Единственным желанием Акимова было желание как можно скорее лечь отдыхать.

Зевая и ошибаясь в движениях, Акимов устроил себе кровать. Стащив и затолкав под стол неподъемные валики непонятного назначения, он застелил увеличившийся спальный периметр чистыми Надиными простынями. И заодно поменял наволочку. Здесь его ждал сюрприз – при переодевании подушки выпала еще тысяча рублей.

В качестве одеяла Акимовым было задействовано еще плотное покрывало «Олимпиада 80», обнаруженное свернутым вместе с утюгом и прожженной марлей в шкафу.

Теперь всё было готово для сна. Но тотчас завалиться не удалось – Акимову захотелось в туалет. По малой, но настоятельной нужде.

А когда он лег, сняв с себя тесный чехол платья и раскинувшись без стеснения по диагонали кровати, на него мягко опустилось блаженство. Это был подарок уставшего, измученного от непривычных нагрузок тела. В темноте, сгущаемой светившим за окном фонарем, оно не было видно. И в лежачем положении почти не ощущалось. Оно чувствовало чистоту белья и свободу от мышечного напряжения, усугубляемого стеснявшей одеждой, впитывало негу покоя и передавало ее Акимову.

«Вот и еще один день прошел… Как странно… Если завтра я …»

Мысль Акимовым додумана не была. Он уснул, запутавшись в построении.
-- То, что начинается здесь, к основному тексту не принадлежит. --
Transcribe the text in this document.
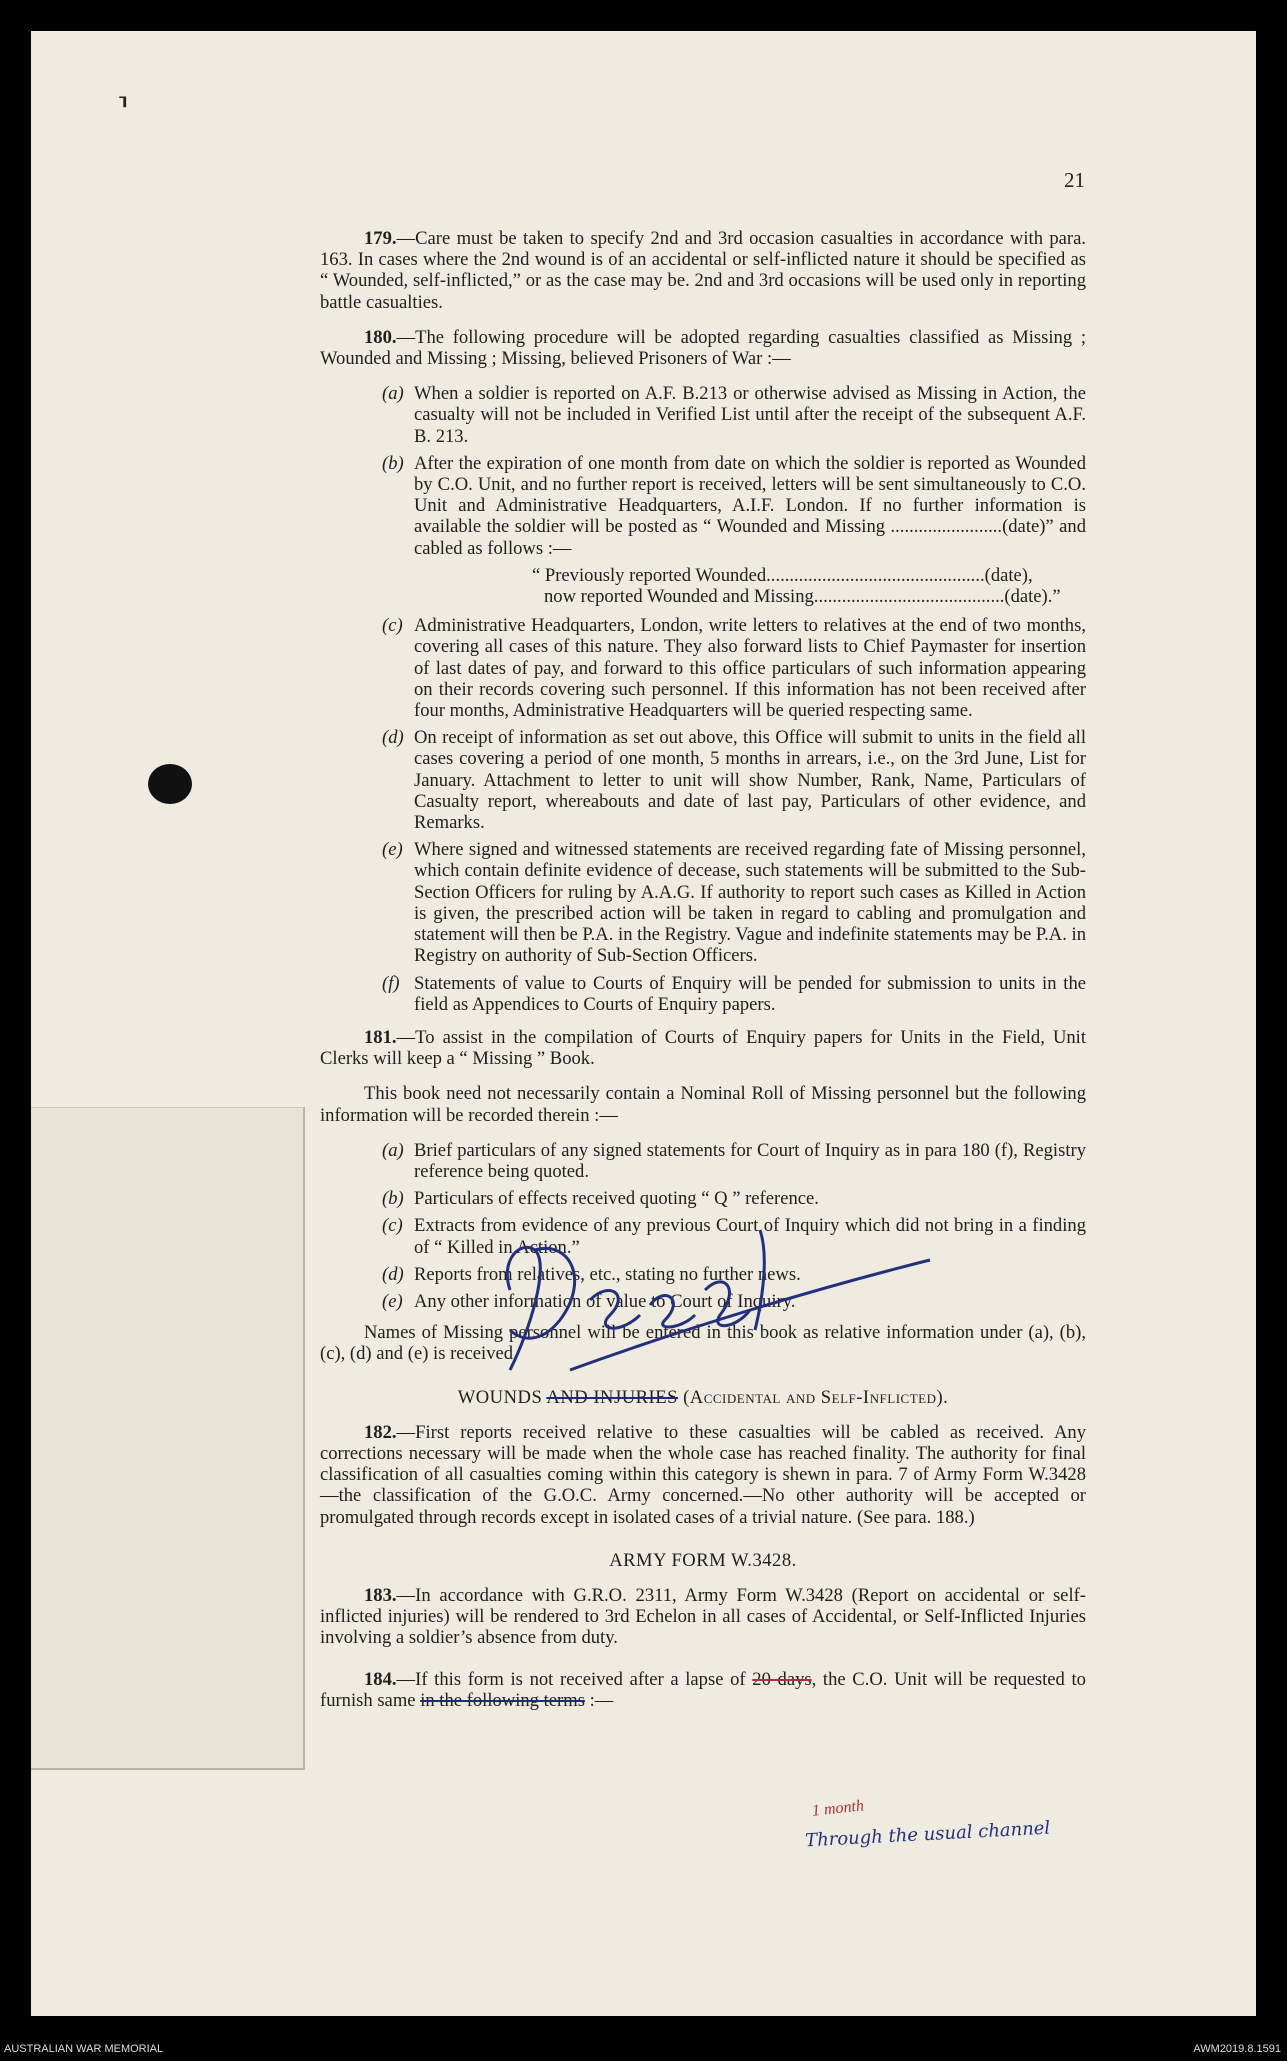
⸣
21

179.—Care must be taken to specify 2nd and 3rd occasion casualties in accordance with para. 163. In cases where the 2nd wound is of an accidental or self-inflicted nature it should be specified as “ Wounded, self-inflicted,” or as the case may be. 2nd and 3rd occasions will be used only in reporting battle casualties.

180.—The following procedure will be adopted regarding casualties classified as Missing ; Wounded and Missing ; Missing, believed Prisoners of War :—

(a) When a soldier is reported on A.F. B.213 or otherwise advised as Missing in Action, the casualty will not be included in Verified List until after the receipt of the subsequent A.F. B. 213.
(b) After the expiration of one month from date on which the soldier is reported as Wounded by C.O. Unit, and no further report is received, letters will be sent simultaneously to C.O. Unit and Administrative Headquarters, A.I.F. London. If no further information is available the soldier will be posted as “ Wounded and Missing ........................(date)” and cabled as follows :—
“ Previously reported Wounded...............................................(date),
now reported Wounded and Missing.........................................(date).”
(c) Administrative Headquarters, London, write letters to relatives at the end of two months, covering all cases of this nature. They also forward lists to Chief Paymaster for insertion of last dates of pay, and forward to this office particulars of such information appearing on their records covering such personnel. If this information has not been received after four months, Administrative Headquarters will be queried respecting same.
(d) On receipt of information as set out above, this Office will submit to units in the field all cases covering a period of one month, 5 months in arrears, i.e., on the 3rd June, List for January. Attachment to letter to unit will show Number, Rank, Name, Particulars of Casualty report, whereabouts and date of last pay, Particulars of other evidence, and Remarks.
(e) Where signed and witnessed statements are received regarding fate of Missing personnel, which contain definite evidence of decease, such statements will be submitted to the Sub-Section Officers for ruling by A.A.G. If authority to report such cases as Killed in Action is given, the prescribed action will be taken in regard to cabling and promulgation and statement will then be P.A. in the Registry. Vague and indefinite statements may be P.A. in Registry on authority of Sub-Section Officers.
(f) Statements of value to Courts of Enquiry will be pended for submission to units in the field as Appendices to Courts of Enquiry papers.

181.—To assist in the compilation of Courts of Enquiry papers for Units in the Field, Unit Clerks will keep a “ Missing ” Book.

This book need not necessarily contain a Nominal Roll of Missing personnel but the following information will be recorded therein :—

(a) Brief particulars of any signed statements for Court of Inquiry as in para 180 (f), Registry reference being quoted.
(b) Particulars of effects received quoting “ Q ” reference.
(c) Extracts from evidence of any previous Court of Inquiry which did not bring in a finding of “ Killed in Action.”
(d) Reports from relatives, etc., stating no further news.
(e) Any other information of value to Court of Inquiry.

Names of Missing personnel will be entered in this book as relative information under (a), (b), (c), (d) and (e) is received.

WOUNDS AND INJURIES (Accidental and Self-Inflicted).

182.—First reports received relative to these casualties will be cabled as received. Any corrections necessary will be made when the whole case has reached finality. The authority for final classification of all casualties coming within this category is shewn in para. 7 of Army Form W.3428—the classification of the G.O.C. Army concerned.—No other authority will be accepted or promulgated through records except in isolated cases of a trivial nature. (See para. 188.)

ARMY FORM W.3428.

183.—In accordance with G.R.O. 2311, Army Form W.3428 (Report on accidental or self-inflicted injuries) will be rendered to 3rd Echelon in all cases of Accidental, or Self-Inflicted Injuries involving a soldier’s absence from duty.

184.—If this form is not received after a lapse of 20 days, the C.O. Unit will be requested to furnish same in the following terms :—

1 month
Through the usual channel
AUSTRALIAN WAR MEMORIAL	AWM2019.8.1591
Не заметив того, что улыбается.

* * *

Акимов проснулся в восемь утра.

Всю ночь он гонялся за своей женой и носился над пропастями на своей машине. Бил о кирпичную стену бутылки с пивом и показывал Чернову крупный граненый кристалл, говоря: «Вот это я изнутри».

Но это оказалось сном.

Третье пробуждение хомутом насадило на Акимова полутемную комнату, кровать и лежащую на боку старуху. Он и смотрел на минорный орнамент ковра. Там, под простыней, сорочка Акимова задралась, и груди отдельной, самостоятельной массой из-под нее выползли. Одну из них он придавил рукой. От этого ущемления самого себя было немного больно. Ещё сильно хотелось писать. И не было никакой возможности отстраниться от этих ощущений – от пришедшей тоски наблюдающее «Я» не находилось.

Акимов слез с кровати и посмотрел на свои ноги. Даже без очков были видны синие сплетения выступивших вен, подобравшиеся к кривым пересохшим ступням, которым тесна любая обувь. Коричневые когти на пальцах…

«Во что превращается человек… И, вообще, зачем он живет?»

Акимов пошел в туалет. Устраиваясь на унитазе, он вспомнил, как бойко приседал со штангой на своих крепких, умеренно волосатых и мускулистых ножищах. Где они ходят?

От упражнений на тренажерах грустная мысль Акимова перешла к Гене. А от него к Вите.

Как его найти? Для удобства поисков и опроса в «Окне Парижа» неплохо было бы иметь с собой фотографию, которую прислал Чернов. Значит, надо ее распечатать. Не обязательно это делать в Волосово, можно и в Питере. А, может, у них в ресторане ведется видеонаблюдение? И имеются записи? Это вариант! Это необходимо выяснить в первую очередь. А если будут идти в отказ, нужно придумать какую-нибудь историю или…

Акимов взбодрился. Предстоящее задание и подготовка к нему захватили его. Серая душевная вялость ушла и появилась мобилизующая силы и способности жажда деятельности.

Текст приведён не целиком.